Lawrence resident Susan Pratt has had an affinity for Greyhound dogs nearly 20 years.
Pratt originally began adopting greyhounds through USA Defenders of Greyhounds in 1999, but her most recent adoption came from an Indianapolis-based organization, Prison Greyhounds.
Prison Greyhounds is an organization founded in 2009 that re-homes greyhounds after they complete their racing careers in Daytona, Fla. The organization transports the greyhounds to a drop site in Indiana. Pre-approved people can adopt greyhounds at the site, and the other greyhounds then go to Putnamville Correctional Facility, where prisoners help domesticate the dogs to prepare them for their new home.
Raisin, a 6-year-old retired racer, is the first greyhound Pratt adopted straight from the track.
“I had just lost a greyhound and I was getting older and thought maybe I shouldn’t get another dog,” Pratt said. “My daughter and I had gone to the Irvington market, and I met a woman there from Prison Greyhounds. We got to talking and she asked if I was interested in getting another dog, and (they had) one that’s in Daytona where her trainer there is very attached and doesn’t want her to go to anybody with no experience. I thought if the man cares that much about his dog, then I’ll take her.”
Pratty adopted Raisin, formerly named Raebanrae, in November. She has three dogs, one of which is a greyhound terrier mix. Tthe other two, including Raisin, are greyhounds.
Although Raisin didn’t go through the Putnamville program, Pratt appreciates the Prison Greyhounds’ mission.
“I was really impressed with the work they do,” Pratt said. “It’s a win-win situation for the dogs and certainly for the prisoners. I can’t imagine anybody not being impressed and impacted by the sweetness of greyhounds.”
Prison Greyhounds conducts dog drops frequently throughout central Indiana. Prison Greyhounds President Mary Louden said only pre-approved adopters are invited to drops. The dogs experience shock after the long drive.

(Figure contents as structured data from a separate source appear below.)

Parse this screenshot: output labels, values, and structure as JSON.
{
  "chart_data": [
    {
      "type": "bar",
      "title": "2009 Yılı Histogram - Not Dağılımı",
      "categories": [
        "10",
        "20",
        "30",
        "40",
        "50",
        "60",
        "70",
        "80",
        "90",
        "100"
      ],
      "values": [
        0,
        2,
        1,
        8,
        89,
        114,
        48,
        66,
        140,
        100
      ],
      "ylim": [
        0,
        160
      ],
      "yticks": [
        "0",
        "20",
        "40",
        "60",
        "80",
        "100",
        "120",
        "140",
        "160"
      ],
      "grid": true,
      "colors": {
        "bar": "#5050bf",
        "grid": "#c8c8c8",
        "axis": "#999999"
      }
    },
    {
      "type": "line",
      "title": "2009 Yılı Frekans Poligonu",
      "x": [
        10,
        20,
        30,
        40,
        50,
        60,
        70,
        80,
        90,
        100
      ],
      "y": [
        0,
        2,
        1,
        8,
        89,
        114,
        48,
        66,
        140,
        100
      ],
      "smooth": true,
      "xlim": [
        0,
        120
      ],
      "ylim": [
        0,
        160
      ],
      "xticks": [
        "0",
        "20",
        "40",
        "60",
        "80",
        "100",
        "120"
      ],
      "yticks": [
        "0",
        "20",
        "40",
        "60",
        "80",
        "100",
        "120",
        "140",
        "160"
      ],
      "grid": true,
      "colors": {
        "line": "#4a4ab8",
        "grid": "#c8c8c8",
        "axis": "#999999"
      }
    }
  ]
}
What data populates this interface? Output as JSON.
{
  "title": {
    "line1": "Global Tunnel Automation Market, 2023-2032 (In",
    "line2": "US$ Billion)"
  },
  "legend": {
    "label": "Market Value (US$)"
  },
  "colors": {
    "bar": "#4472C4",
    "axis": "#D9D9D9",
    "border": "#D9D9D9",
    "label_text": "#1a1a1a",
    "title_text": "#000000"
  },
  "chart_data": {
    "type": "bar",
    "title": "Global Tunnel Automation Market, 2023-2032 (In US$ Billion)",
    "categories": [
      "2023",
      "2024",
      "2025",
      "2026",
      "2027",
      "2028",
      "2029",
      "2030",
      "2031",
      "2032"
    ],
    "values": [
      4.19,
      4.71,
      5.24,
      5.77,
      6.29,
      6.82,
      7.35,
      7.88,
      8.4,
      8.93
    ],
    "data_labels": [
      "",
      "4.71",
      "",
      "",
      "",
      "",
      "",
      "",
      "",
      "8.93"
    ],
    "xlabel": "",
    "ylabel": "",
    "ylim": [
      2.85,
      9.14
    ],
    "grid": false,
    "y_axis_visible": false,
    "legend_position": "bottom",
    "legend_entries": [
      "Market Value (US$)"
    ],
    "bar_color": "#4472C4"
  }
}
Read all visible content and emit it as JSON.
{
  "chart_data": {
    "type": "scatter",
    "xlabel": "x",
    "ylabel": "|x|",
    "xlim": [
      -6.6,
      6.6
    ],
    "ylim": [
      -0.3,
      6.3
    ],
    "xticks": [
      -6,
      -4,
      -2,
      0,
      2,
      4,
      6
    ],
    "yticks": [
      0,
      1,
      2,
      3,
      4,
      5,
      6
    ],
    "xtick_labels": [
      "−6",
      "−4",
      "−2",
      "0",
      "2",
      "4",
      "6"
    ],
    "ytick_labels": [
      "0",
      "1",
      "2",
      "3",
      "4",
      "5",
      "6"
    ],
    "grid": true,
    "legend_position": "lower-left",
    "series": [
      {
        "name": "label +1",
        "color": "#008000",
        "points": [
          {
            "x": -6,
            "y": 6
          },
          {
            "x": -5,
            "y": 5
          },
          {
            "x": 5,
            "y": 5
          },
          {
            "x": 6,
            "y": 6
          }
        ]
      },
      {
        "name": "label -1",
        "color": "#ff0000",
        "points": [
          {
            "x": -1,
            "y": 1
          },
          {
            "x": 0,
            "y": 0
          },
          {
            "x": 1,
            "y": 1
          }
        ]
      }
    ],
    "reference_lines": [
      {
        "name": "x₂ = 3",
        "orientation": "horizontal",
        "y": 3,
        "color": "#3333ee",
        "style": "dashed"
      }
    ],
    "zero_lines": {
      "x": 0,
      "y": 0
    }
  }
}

When disembarking at a new home, Louden said the organization doesn’t want a dog to bolt.
The only other eligible attendees are greyhounds themselves.
“Other greyhounds come up to welcome them (the new dogs) and reassure them,” Louden said. “Greyhounds have been raised around just greyhounds, and they draw reassurance from being around the same breed.”
Since its founding, Prison Greyhounds has adopted out nearly 300 greyhounds. Twenty-seven greyhounds have graduated from the prison program.
Various meet-and-greets are held on throughout the state to educate the public on the breed. Prison Greyhounds requires adopters to read a book, “Retired Racing Greyhounds for Dummies,” prior to adoption. A home visit also is required.
“Adopting a greyhound is different than any other breed because of the way a greyhound is raised and the training they’ve been through,” Louden said. “Because of that, they have a whole different upbringing than any other dog.”
Pratt said the trouble is worth it.
“(Raisin) is the most affectionate greyhound I have ever had,” she said. “She just warms your heart, she really does. Greyhounds have a way of folding up and getting quiet. They’re easy to care for.”
For more, visit prisongreyhounds.org.
Previous name: Raebanrae
Racing career: Raisin raced 126 times, placing first in 18 races and second in 24. Her last race was at Daytona on April 16, 2016.
Age: 6 years old. Most retired racers are between 18 months and 5 years old.
Color: White brindle
Weight: 62 pounds
Re-homed: Nov. 4, 2017, during the “Home for the Holidays Haul,” an effort by Prison Greyhounds to get greyhounds adopted for the holidays.